In his winning episode, Garces competed against New York chef Jehangir Metha, who at the time ran Graffiti in the East Village (via The Philadelphia Inquirer). Squaring off in a ribs and racks battle, Garces prepared a multi-course menu including beef short rib pizza with balsamic marmalade and baby back ribs with spicy barbecue sauce, which netted him the important win (via Game Show News Net). In an "icing on the cake" type of moment, in the same year, Garces was also recognized by the James Beard Foundation, winning Best Chef in America (via James Beard).

The ups and downs of being a professional chef

As many professional chefs have experienced firsthand, their career of choice can be anything but stable. Among chef Jose Garces' many ups, there have been some downs, as well. In 2017 and 2018, the Philadelphia chef was hit with a string of lawsuits, as early investors in his restaurants claimed defaults on the returns they were owed (via The Philadelphia Inquirer). In the most serious of the suits, investors in Amada, Garces' first restaurant, claimed the chef eventually ended cash distributions of repayment towards their $2.5 million investment. Garce's "wrongful actions," the suit claimed, constituted "a massive, self-interested and continuing fraud -– in substance and operation a Ponzi scheme – at the expense of his investors." A New Jersey judge eventually ruled in Garces' favor in that case (via PhillyVoice).

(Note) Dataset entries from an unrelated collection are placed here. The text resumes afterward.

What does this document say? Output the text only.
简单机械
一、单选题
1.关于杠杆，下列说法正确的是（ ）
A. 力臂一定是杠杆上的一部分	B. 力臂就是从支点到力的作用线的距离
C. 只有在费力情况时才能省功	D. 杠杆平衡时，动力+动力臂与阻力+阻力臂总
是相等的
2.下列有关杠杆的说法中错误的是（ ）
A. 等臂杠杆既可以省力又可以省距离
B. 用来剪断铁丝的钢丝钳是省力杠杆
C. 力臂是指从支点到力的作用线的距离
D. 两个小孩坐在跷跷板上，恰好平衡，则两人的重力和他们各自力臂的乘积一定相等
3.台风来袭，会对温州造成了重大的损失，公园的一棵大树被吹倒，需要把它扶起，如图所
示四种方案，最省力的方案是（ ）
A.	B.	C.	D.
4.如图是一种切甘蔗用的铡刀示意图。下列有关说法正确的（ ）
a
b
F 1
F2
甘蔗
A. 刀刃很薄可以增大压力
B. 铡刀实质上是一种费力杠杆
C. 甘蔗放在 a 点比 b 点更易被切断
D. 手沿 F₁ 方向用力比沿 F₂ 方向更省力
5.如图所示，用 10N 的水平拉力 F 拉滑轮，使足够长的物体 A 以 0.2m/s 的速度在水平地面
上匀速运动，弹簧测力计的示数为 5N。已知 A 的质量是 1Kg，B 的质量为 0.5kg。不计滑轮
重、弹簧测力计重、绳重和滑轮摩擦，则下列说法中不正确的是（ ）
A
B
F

These days, Garces is back on up and up, focusing on reopening restaurants that had shuttered during the worst of the COVID-19 pandemic, including Philly's Volvér (via Philadelphia Business Journal) and a takeout-only D.C.-area branch of his Baja taqueria Buena Onda (via Washingtonian). If we've learned anything from Garces' past, we can expect to see him open more and more spots over the coming years.